THE mum of a 21-year-old woman who died after overdosing on diet pills in an overwhelmed A&E department has described how she felt “invisible” as she attempted to warn staff of how quickly her daughter was deteriorating.

Speaking at Worcestershire Coroner’s Court on Monday (January 15), Carole Shipsey paid tribute to her daughter Beth who died at Worcestershire Royal Hospital on February 15 after taking 2,4 Dintrophernol (DNP).

“She was full of life and very outspoken, particularly when it came to animal well-being,” she said.

“A very gifted photographer. She was quite unique in that she just enjoyed nature, she enjoyed travelling. She just enjoyed life.”

The emergency staff who treated Beth at WRH had never heard of DNP before, with information having to be printed from TOXBASE – a database used when dealing with an unfamiliar drug.

Carole Shipsey, a qualified nurse, told the court: “Everyone was busy doing what they needed to do for others, but no-one seemed to appreciate the potential seriousness of the situation [of Beth's condition]”

She said she trusted the doctors and nurses would have all read the information from TOXBASE – which warned of the likelihood of rapid deterioration – but this proved not to be the case.

Staff had felt Beth’s condition was stable enough to downgrade her from the resuscitation room to a cubicle in the majors area of the department, less than an hour before she went into cardiac arrest.

However, the accounts given by both Carole and her husband Doug differed drastically from that of staff in regards to Beth’s condition while in the resuscitation room.

“She’s normally a very pale complexion[d] girl, but she was red, she was really flushed,” said Carole.

“She was fidgeting on the bed. She told me: ‘I’m burning from the inside’. Those were her exact words.”

Carole described how her daughter was sweating so much, the cardiac monitoring electrodes “kept coming off her skin because she was very, very moist”.

“I could see the nurse was busy, so I stuck them back on. I even changed them to get a better signal.”

Doug said: “Something I was pretty startled by through the whole course of events in the evening: nobody spoke to me. What is the treatment plan?

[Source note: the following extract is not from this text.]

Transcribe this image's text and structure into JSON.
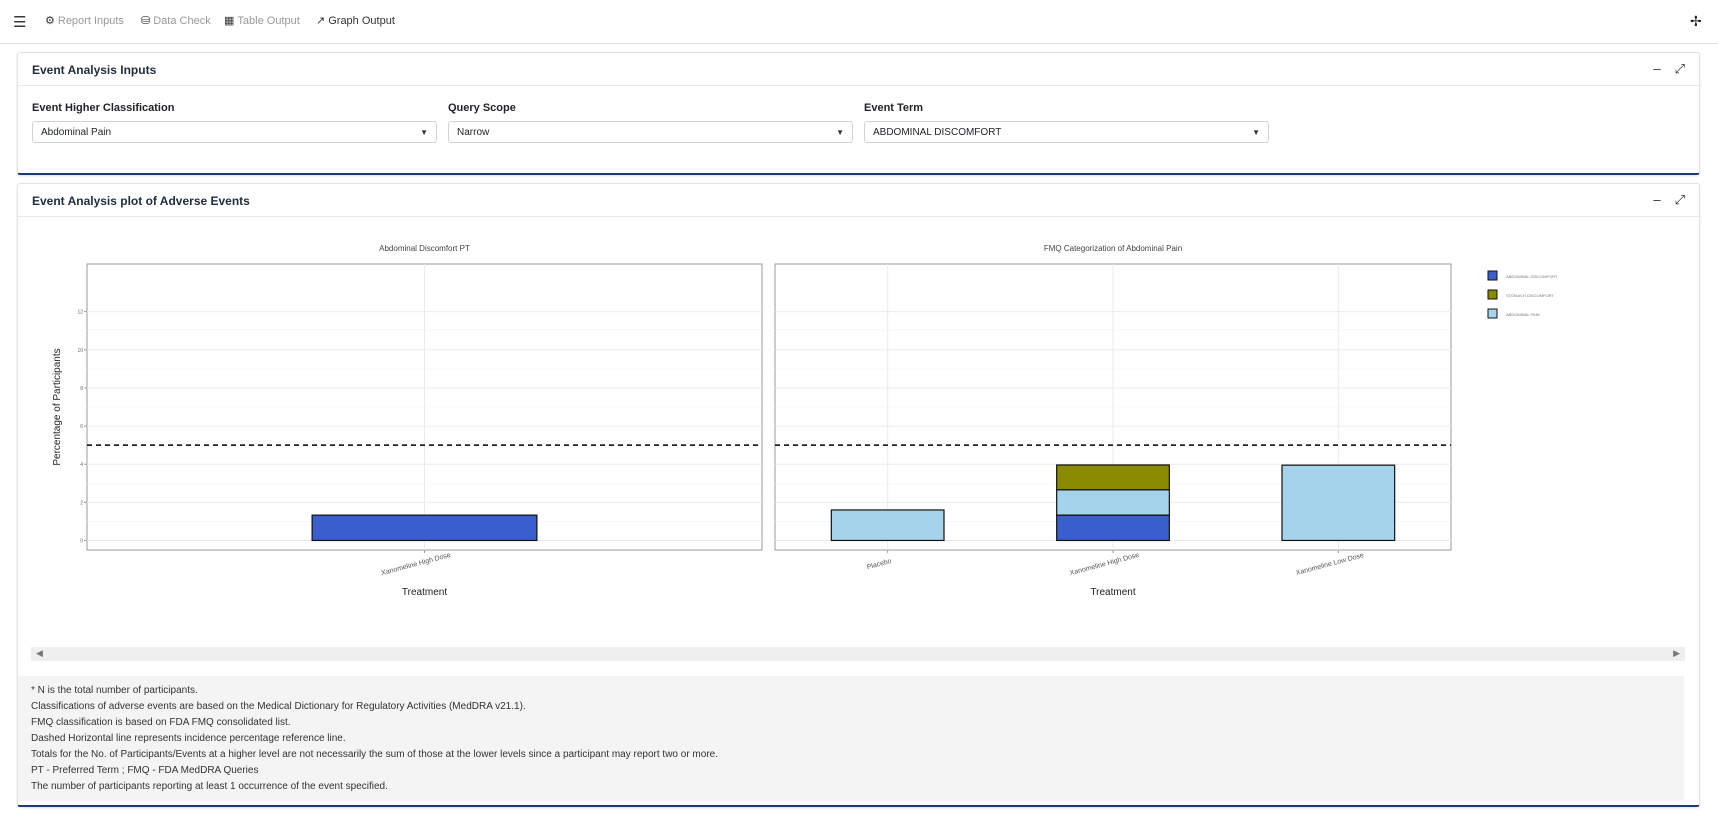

I was trying to convince [staff, having read up on DNP] this was not paracetamol, that you can reverse easily.”

Carole said at one point while in the resuscitation room, “Bethany was bolt up right in bed, leaning forward, breathing faster than normal” and told her mum: “I can’t see properly”.

In order to cool her daughter down, Carole asked for ice and was told they did not have any in the emergency department.

So, she filled up rubber gloves with water and tried to apply them to the back of Beth’s neck and knees.

She said the cardiac monitoring alarm kept going off and was silenced numerous times and, unsure if the electrodes were connecting properly, Carole performed a manual radial pulse measurement.

She said Beth’s “heart rate kept going up in increments” and “never did come back down again”.

Soon after that, Carole was told Beth would be moved. “I was shocked,” she told the court.

“I regret this, but I had confidence in my fellow colleagues,” she said. “A false sense of feeling that they would take care of her.”

She went on to say: “A short time after that we’re on the move again. They moved her bed into the high care unit and the nurse was on her own.”

The curtain was pulled over to allow Beth to use a bed pan and Carole said when she opened it again her daughter had “rolled against the bedside and was stuck on it.

“I pushed her into the middle of the bed. She was white, really pale, eyes open and her pupils were pin point.”

She said she told the nurse: “I’m not happy, can you come? I think you need to come now, I think she’s going to fit.”

Holding back tears, Carole told the court how Beth raised her arm and it went stiff.

“As a nurse, I’m thinking: ‘I need to open her airway’.

“I put the bed flat. I was trying to open her airways. I had my uniform on and I think some people thought I was on shift.”

The nurse then sounded an alarm as Beth had a seizure before going into cardiac arrest.

Coroner Geraint Williams adjourned the inquest until February 14, for his verdict.